In this post we’ll take a look at the backtest results of opening one SLV short put 45 DTE cash-secured position each trading day from Dec 8 2008 through November 8 2019 and see if there are any discernible trends. We’ll also explore the profitable strategies to see if any outperform buy-and-hold SLV.
There are 10 backtests in this study evaluating over 26,500 SLV short put 45 DTE cash-secured trades.
Let’s dive in!
- Symbol SLV
- Strategy Short Put
- Start Date 2008-12-08
- End Date 2019-11-08
- Positions opened 1
- Entry Days every trading day in which entry criteria is satisfied
- Timing 3:46pm ET
- Strike Selection
- 5 delta +/- 4.5 delta, closest to 5
- 10 delta +/- 5 delta, closest to 10
- 16 delta +/- 6 delta, closest to 16
- 30 delta +/- 8 delta, closest to 30
- 50 delta +/- 8 delta, closest to 50
- Trade Entry
- 5D short put
- 10D short put
- 16D short put
- 30D short put
- 50D short put
- Trade Exit
- 50% max profit or 21 DTE, whichever occurs first
- Hold till expiration
- Margin requirements are always satisfied
- Margin calls never occur
- Margin requirement for short CALL and PUT positions is 20% of notional
- Margin requirement for short STRADDLE and STRANGLE positions is 20% of the larger strike
- Margin requirement for short VERTICAL SPREAD positions is the difference between the strikes
- Early assignment never occurs
- Prices are in USD
- Prices are nominal (not adjusted for inflation)
- Margin collateral is held as cash and earns no interest
- Assignment P/L is calculated by closing the ITM position at 3:46pm ET the day of expiration / position exit
- Commission to open, close early, or expire ITM is 1.00 USD per contract
- Commission to expire worthless is 0.00 USD per contract
- Commission to open or close non-option positions, if applicable, is 0.00 USD
- Slippage is calculated according to the slippage table
- For comprehensive details, visit the methodology page
This study seeks to measure the performance of opening option positions and will interpret the results from the lens of income generation relative to buy-and-hold.
The utility or effectiveness of options as a hedging tool or other use will not be discussed and is out of scope.
Managing trades early lowered the win rate for all strategies.
Baring the 5D and 10D early management strategies which suffered from commission drag, the riskier the trade the lower the win rate.
Worst Monthly Return
Average P/L Per Day
Average Trade Duration
Managing trades at 50% max profit or 21 DTE yielded trade durations less than half the duration of hold-till-expiration.
Compound Annual Growth Rate
Profit Spent on Commission
25.3% – the blended average percent of profits spent on commission across strategies with profits.
Higher-delta strategies yielded greater profits than lower delta strategies.
Holding till expiration yielded greater profits than managing early.

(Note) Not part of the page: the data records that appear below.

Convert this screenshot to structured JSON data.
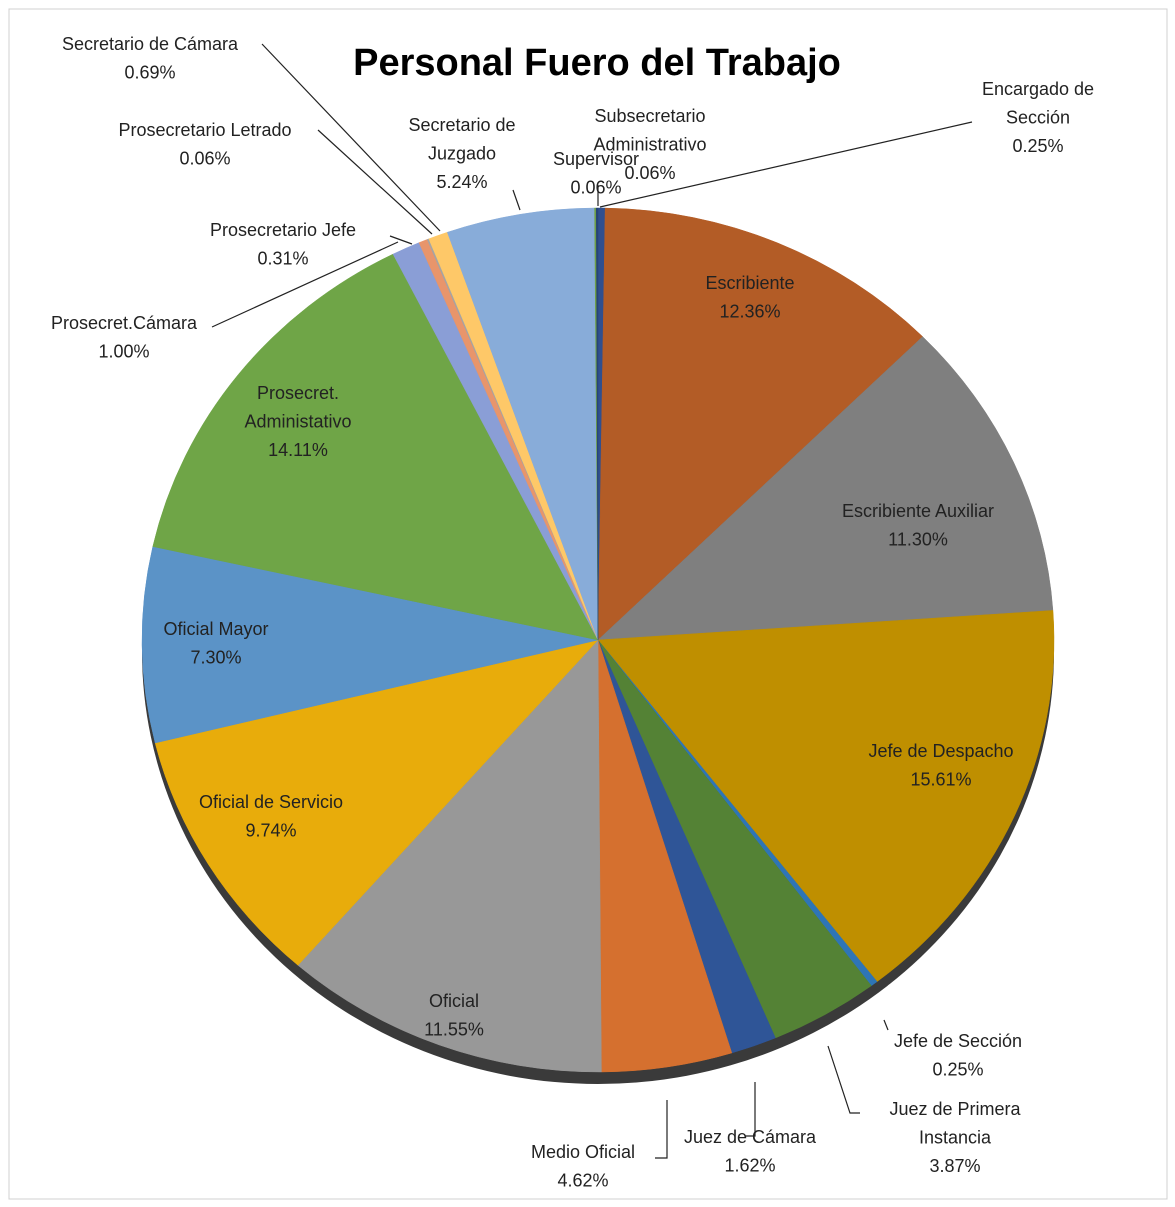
{
  "chart_data": {
    "type": "pie",
    "title": "Personal Fuero del Trabajo",
    "categories": [
      "Encargado de Sección",
      "Escribiente",
      "Escribiente Auxiliar",
      "Jefe de Despacho",
      "Jefe de Sección",
      "Juez de Primera Instancia",
      "Juez de Cámara",
      "Medio Oficial",
      "Oficial",
      "Oficial de Servicio",
      "Oficial Mayor",
      "Prosecret. Administativo",
      "Prosecret.Cámara",
      "Prosecretario Jefe",
      "Prosecretario Letrado",
      "Secretario de Cámara",
      "Secretario de Juzgado",
      "Subsecretario Administrativo",
      "Supervisor"
    ],
    "values": [
      0.25,
      12.36,
      11.3,
      15.61,
      0.25,
      3.87,
      1.62,
      4.62,
      11.55,
      9.74,
      7.3,
      14.11,
      1.0,
      0.31,
      0.06,
      0.69,
      5.24,
      0.06,
      0.06
    ],
    "value_labels": [
      "0.25%",
      "12.36%",
      "11.30%",
      "15.61%",
      "0.25%",
      "3.87%",
      "1.62%",
      "4.62%",
      "11.55%",
      "9.74%",
      "7.30%",
      "14.11%",
      "1.00%",
      "0.31%",
      "0.06%",
      "0.69%",
      "5.24%",
      "0.06%",
      "0.06%"
    ],
    "colors": [
      "#2f4f8f",
      "#b35c26",
      "#7f7f7f",
      "#bf8f00",
      "#2e75b6",
      "#548235",
      "#2f5597",
      "#d5702f",
      "#989898",
      "#e8ac0b",
      "#5b93c7",
      "#6fa547",
      "#8a9ed6",
      "#e8956b",
      "#a5a5a5",
      "#fec868",
      "#88acd9",
      "#6e9f46",
      "#264478"
    ]
  }
}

Most option strategies were profitable.
Early management hurt performance across the board. Yes, daily P/L is higher on some strategies as a result of the much shorter trade durations. However, that’s more than offset by every other metric. This is a scenario where the best approach historically has been to simply place a trade then walk away.
A notable observation is the sharp increase in SLV late 2010 / early 2011 and subsequent price collapse early-to-mid 2013. Short put options missed out on the steep gains yet also absorbed the losses quite well. With Sharpe ratios over 2.7x the buy-and-hold strategy, this is an underlying where leveraged strategies may outperform on both a total return and risk-adjusted basis.
Systematically opening cash-secured short put positions on SLV was profitable for all hold-till-expiration strategies and the 30D and 50D early-management strategies.
All of the cash-secured SLV hold-till-expiration short put strategies outperformed buy-and-hold SLV on a risk-adjusted return basis. However, none outperformed on a total return basis.
The 5D and 10D @ hold-till-expiration strategies had the greatest risk-adjusted return.